One plush Sunday morning in La Condesa neighborhood, Mexico City, my family of four hopped on bicicletas and rolled down to the corner of our tree-lined street, rode a block to the right, and came to an intersection occupied by a special tent and a team of bike helpers. Feeling deflated? They got you. Need a spokes-person? Bike tools and expertise await. From here we were tapped into 35 miles of closed roads and safe bicycle passage through Mexico City.
This happens every Sunday in Mexico City.
We rolled through neighborhoods and were periodically stopped at intersections by helpers with little stop signs. Many of them pulled out megaphones and rattled off bicycle safety speeches before the light changed. Then they waved us along, imploring us to have “un día excelente!”
We rode up to the main drag, Paseo de la reforma, circled fountains and statues, zipped around rollerbladers, and cruised without problem.
The fact that a megalopolis of 21 plus million with a history of “creative” (digamos) driving can pull this off blows my mind. In the Bay Area there is occasionally a “Sunday Streets” event where a few blocks are closed off in Berkeley or San Francisco, and it’s great, but it always feels like such a novelty, and if you miss it, you miss it. This is clear, exciting proof we can do much, much better.

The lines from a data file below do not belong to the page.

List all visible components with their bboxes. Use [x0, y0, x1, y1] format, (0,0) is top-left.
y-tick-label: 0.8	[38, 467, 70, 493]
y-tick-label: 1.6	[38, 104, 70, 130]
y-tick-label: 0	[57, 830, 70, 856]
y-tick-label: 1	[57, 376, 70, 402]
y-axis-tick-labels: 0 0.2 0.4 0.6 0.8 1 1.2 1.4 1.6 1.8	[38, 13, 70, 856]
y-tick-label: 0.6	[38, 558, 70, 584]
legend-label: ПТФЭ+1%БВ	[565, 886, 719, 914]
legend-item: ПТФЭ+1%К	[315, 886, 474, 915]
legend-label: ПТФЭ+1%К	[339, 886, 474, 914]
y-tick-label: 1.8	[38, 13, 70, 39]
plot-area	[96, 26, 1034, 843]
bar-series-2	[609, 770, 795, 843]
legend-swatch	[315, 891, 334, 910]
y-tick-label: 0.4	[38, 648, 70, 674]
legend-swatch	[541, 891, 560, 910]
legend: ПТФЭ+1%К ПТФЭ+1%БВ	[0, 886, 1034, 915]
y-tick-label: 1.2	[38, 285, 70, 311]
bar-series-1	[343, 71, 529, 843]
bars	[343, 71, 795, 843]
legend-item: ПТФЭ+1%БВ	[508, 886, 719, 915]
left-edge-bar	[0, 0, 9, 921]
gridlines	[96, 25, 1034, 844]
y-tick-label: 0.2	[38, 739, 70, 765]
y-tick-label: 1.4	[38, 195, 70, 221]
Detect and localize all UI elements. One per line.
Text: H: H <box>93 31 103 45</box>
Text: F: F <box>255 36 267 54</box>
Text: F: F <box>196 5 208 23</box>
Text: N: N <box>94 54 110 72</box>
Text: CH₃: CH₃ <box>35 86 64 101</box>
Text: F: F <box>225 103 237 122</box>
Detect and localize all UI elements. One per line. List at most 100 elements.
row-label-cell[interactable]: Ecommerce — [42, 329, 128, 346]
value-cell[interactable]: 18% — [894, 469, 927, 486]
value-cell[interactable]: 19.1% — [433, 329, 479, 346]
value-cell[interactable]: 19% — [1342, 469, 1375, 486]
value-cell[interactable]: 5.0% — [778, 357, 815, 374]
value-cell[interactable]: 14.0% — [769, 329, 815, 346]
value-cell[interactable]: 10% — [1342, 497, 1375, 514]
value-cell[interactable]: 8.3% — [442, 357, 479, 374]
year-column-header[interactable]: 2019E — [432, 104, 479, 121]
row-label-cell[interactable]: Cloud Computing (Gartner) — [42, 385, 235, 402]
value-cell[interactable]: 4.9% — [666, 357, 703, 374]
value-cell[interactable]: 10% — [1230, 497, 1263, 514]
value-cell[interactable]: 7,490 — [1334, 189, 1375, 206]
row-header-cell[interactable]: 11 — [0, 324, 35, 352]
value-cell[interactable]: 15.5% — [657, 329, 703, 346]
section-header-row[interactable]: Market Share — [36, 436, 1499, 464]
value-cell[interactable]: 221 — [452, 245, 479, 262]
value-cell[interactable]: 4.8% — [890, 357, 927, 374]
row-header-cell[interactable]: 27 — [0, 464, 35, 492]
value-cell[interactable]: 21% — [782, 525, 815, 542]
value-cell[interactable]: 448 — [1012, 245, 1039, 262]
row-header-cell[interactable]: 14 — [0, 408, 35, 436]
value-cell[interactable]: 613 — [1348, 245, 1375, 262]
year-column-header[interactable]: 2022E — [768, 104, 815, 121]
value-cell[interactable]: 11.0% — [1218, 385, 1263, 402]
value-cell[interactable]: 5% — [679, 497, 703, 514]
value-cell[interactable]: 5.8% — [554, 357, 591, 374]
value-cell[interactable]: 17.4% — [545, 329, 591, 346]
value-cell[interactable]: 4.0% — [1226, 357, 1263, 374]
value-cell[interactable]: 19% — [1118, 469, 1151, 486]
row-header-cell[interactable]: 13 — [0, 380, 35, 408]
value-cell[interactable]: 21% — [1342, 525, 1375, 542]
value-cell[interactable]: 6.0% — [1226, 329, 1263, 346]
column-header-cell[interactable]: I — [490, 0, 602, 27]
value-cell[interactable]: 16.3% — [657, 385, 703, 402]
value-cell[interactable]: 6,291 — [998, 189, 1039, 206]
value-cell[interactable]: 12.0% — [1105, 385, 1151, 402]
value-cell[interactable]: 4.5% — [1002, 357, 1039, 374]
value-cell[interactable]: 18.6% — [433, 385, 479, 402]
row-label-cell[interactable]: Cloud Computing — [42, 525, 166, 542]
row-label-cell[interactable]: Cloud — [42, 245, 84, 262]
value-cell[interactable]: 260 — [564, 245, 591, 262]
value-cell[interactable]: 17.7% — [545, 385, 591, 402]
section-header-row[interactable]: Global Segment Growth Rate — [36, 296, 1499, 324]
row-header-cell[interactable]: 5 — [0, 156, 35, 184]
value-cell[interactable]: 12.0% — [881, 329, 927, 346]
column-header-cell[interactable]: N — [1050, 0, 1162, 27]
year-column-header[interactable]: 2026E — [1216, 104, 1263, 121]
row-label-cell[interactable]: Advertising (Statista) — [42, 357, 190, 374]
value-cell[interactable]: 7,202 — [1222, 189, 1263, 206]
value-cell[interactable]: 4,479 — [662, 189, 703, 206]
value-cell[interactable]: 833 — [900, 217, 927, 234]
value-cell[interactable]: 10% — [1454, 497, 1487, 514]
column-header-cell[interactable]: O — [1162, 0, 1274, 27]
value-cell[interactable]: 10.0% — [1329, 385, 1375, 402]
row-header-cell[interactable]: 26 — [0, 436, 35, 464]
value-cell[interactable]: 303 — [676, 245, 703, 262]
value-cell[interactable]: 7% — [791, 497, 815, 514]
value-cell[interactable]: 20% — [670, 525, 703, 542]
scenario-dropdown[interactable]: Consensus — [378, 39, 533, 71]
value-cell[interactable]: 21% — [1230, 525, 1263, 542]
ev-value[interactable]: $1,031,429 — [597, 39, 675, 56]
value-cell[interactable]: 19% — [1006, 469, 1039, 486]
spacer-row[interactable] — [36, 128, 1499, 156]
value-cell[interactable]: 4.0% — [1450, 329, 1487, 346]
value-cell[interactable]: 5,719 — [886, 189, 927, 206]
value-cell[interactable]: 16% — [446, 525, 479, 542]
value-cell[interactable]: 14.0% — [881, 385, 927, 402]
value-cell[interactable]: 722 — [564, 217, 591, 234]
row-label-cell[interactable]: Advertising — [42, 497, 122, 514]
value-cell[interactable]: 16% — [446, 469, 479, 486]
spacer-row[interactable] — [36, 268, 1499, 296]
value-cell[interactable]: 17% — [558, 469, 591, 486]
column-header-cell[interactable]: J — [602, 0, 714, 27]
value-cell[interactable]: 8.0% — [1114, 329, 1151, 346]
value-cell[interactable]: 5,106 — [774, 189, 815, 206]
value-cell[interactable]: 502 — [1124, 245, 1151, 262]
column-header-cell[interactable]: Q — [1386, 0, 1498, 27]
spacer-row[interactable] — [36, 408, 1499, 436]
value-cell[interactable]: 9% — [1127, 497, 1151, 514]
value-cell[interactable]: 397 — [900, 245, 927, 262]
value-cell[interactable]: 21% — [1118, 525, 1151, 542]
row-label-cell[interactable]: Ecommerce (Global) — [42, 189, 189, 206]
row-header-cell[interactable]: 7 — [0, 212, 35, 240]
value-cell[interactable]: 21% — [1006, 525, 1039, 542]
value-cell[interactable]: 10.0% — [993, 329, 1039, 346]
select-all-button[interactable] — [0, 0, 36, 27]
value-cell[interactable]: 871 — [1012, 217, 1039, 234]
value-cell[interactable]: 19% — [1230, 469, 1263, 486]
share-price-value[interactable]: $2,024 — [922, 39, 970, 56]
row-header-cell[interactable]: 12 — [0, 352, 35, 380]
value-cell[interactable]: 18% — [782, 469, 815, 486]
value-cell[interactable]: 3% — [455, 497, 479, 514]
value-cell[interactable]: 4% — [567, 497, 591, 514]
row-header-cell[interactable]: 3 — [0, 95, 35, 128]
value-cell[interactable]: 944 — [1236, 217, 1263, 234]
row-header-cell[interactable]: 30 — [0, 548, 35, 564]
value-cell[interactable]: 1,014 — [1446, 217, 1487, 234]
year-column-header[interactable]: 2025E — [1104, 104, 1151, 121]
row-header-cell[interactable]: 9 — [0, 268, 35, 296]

After a long cruise down Paseo de la reforma, we rolled up in front of el Palacio de Bellas Artes. From there, it was an easy roll to the main Zócalo itself, again filled with soccer fans, where we happened to arrive in time to watch on the big screen as the Russians knocked Spain out of the Copa Mundial with penalty kicks.
Our final stretch took us all the way back up Reforma to beautiful Chapultepec Park and where we strolled through the song of the venders and rode back to our neighborhood to complete a great day on two wheels.